Habilitada tal suerte de consideraciones si no a los hechos
sí al menos a las circunstancias que los mismos pueden llegar a promulgar, lo
cierto es que uno de los paradigmas llamados a consolidar una descripción
coherente y que a ser posible haga plausible la comprensión de la actualidad,
pasa inevitablemente por la aceptación de que el valor de los instantáneo,
somatizado si se quiere en la manera en la que la realidad cambia la forma de
entender en cada caso la promulgación de la tesis de la causalidad redunda en este caso en ver hasta qué punto
episodios circunstanciales o en todo caso importantes tan solo por formar parte
del catálogo presentado por la
actualidad, pueden adoptar cierto aire de preponderancia al respecto de
afectar a consideraciones y cuestiones que, por otro lado, bien habrían de
llevar planificada o cuando menos consideradas, desde hace mucho tiempo.

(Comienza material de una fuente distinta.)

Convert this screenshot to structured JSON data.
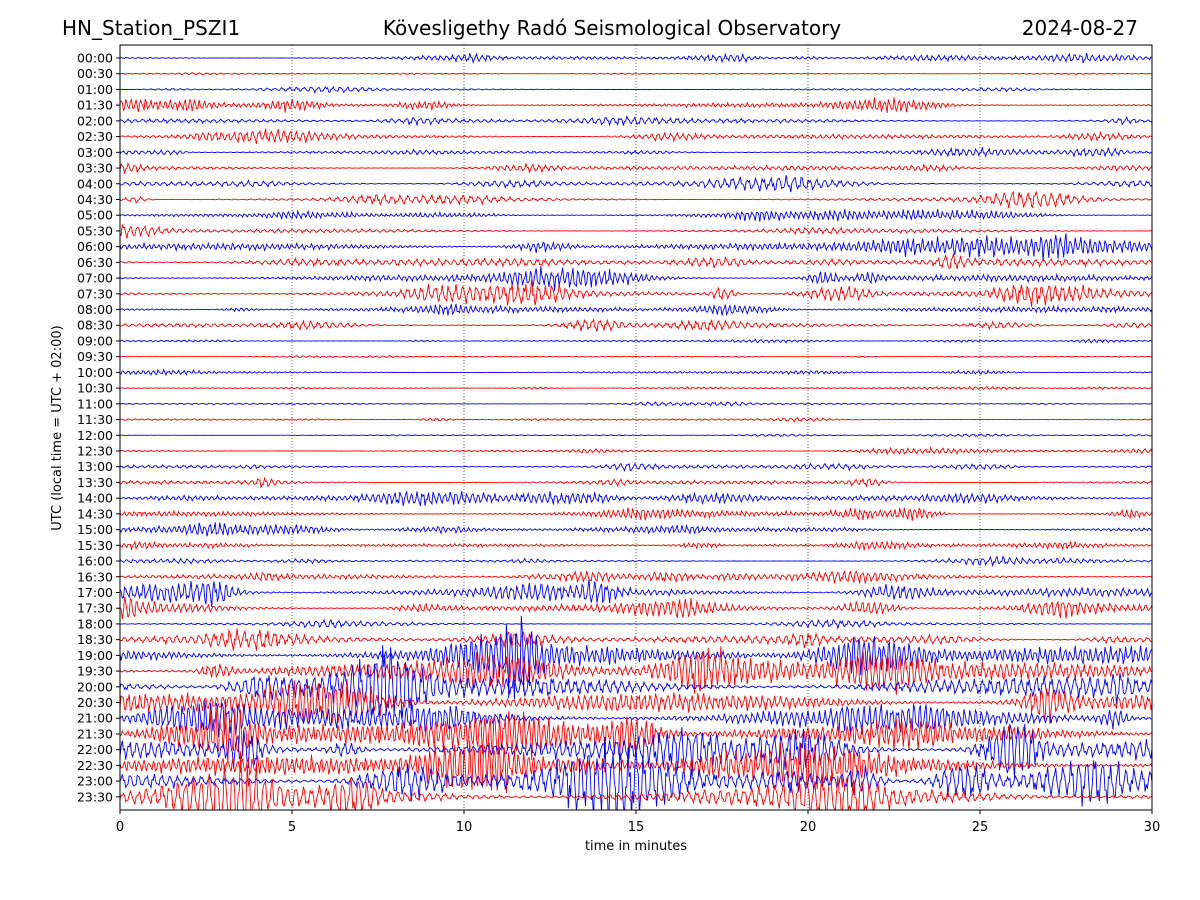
{
  "header": {
    "station": "HN_Station_PSZI1",
    "observatory": "Kövesligethy Radó Seismological Observatory",
    "date": "2024-08-27"
  },
  "chart_data": {
    "type": "line",
    "xlabel": "time in minutes",
    "ylabel": "UTC (local time = UTC + 02:00)",
    "xlim": [
      0,
      30
    ],
    "xticks": [
      0,
      5,
      10,
      15,
      20,
      25,
      30
    ],
    "vertical_gridlines": [
      5,
      10,
      15,
      20,
      25
    ],
    "grid": "dotted vertical lines",
    "row_labels": [
      "00:00",
      "00:30",
      "01:00",
      "01:30",
      "02:00",
      "02:30",
      "03:00",
      "03:30",
      "04:00",
      "04:30",
      "05:00",
      "05:30",
      "06:00",
      "06:30",
      "07:00",
      "07:30",
      "08:00",
      "08:30",
      "09:00",
      "09:30",
      "10:00",
      "10:30",
      "11:00",
      "11:30",
      "12:00",
      "12:30",
      "13:00",
      "13:30",
      "14:00",
      "14:30",
      "15:00",
      "15:30",
      "16:00",
      "16:30",
      "17:00",
      "17:30",
      "18:00",
      "18:30",
      "19:00",
      "19:30",
      "20:00",
      "20:30",
      "21:00",
      "21:30",
      "22:00",
      "22:30",
      "23:00",
      "23:30"
    ],
    "row_colors": [
      "#0000ff",
      "#ff0000"
    ],
    "activity_levels": [
      0.6,
      0.15,
      0.35,
      0.8,
      0.8,
      0.85,
      0.6,
      0.7,
      0.8,
      0.7,
      0.7,
      0.75,
      1.3,
      1.4,
      1.3,
      1.3,
      1.1,
      0.7,
      0.3,
      0.15,
      0.4,
      0.2,
      0.3,
      0.3,
      0.15,
      0.4,
      0.6,
      0.7,
      0.9,
      1.0,
      0.8,
      0.6,
      0.4,
      1.0,
      1.6,
      1.4,
      0.5,
      1.5,
      3.5,
      3.5,
      3.8,
      3.8,
      3.8,
      3.8,
      3.8,
      3.8,
      3.5,
      3.8
    ]
  }
}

De esta manera, ubicados ya en los albores de un mes de
octubre llamado de una u otra manera a ceder su propia esencia en aras de la
constatación de los personajes, sus obras, y las consecuciones que por acción
de lo uno o de lo otro, acontecieron en ese otro octubre del que se conmemoran
ahora cien años; no hace sino generar una suerte de contradicción, una forma de
desasosiego, las cuales eran del todo impensables hace ahora algo menos de un
año, cuando a principios de 2017 nada ni nadie hacía en realidad presagiar que
un grado de crispación como el que nos embarga fuera capaz de impregnarlo todo
hasta el punto de hacerse explícito no ya en cada palabra que se pronuncia,
sino más bien incluso en el espacio metafísico que cada silencio explicita a la
hora de no refrendar alfo por medio de la opinión que se supone ha de ser
dicha, que se espera sea pronunciada.
Palabras, silencios, opiniones…Múltiples son los ejemplos a
lo largo de la Historia llamados a demostrar hasta qué punto así han comenzado
algunos de los destinados a ser los periplos más oscuros que el Hombre es capaz
de recordar.
Y en todos ellos, la contradicción.
Contradicciones en unos casos aparentes, como la que se da
cuando según algunos no tiene sentido
que, como en el caso de Dimitri Shostakóvich, un niño que lo tiene todo se
muestre tan feliz por el triunfo del alzamiento contra el Zar. Contradicciones
reales e indiscutibles, como las que se dan cuando en enero de 1936 la falta de
aprobación de una obra, manifestada primero mediante la ausencia de aplauso, y
reforzada después mediante la publicación de una crítica feroz en el Diario
Pravda, puedan someter a un hombre a una presión que se traduzca en la
consideración formal del suicidio como única vía.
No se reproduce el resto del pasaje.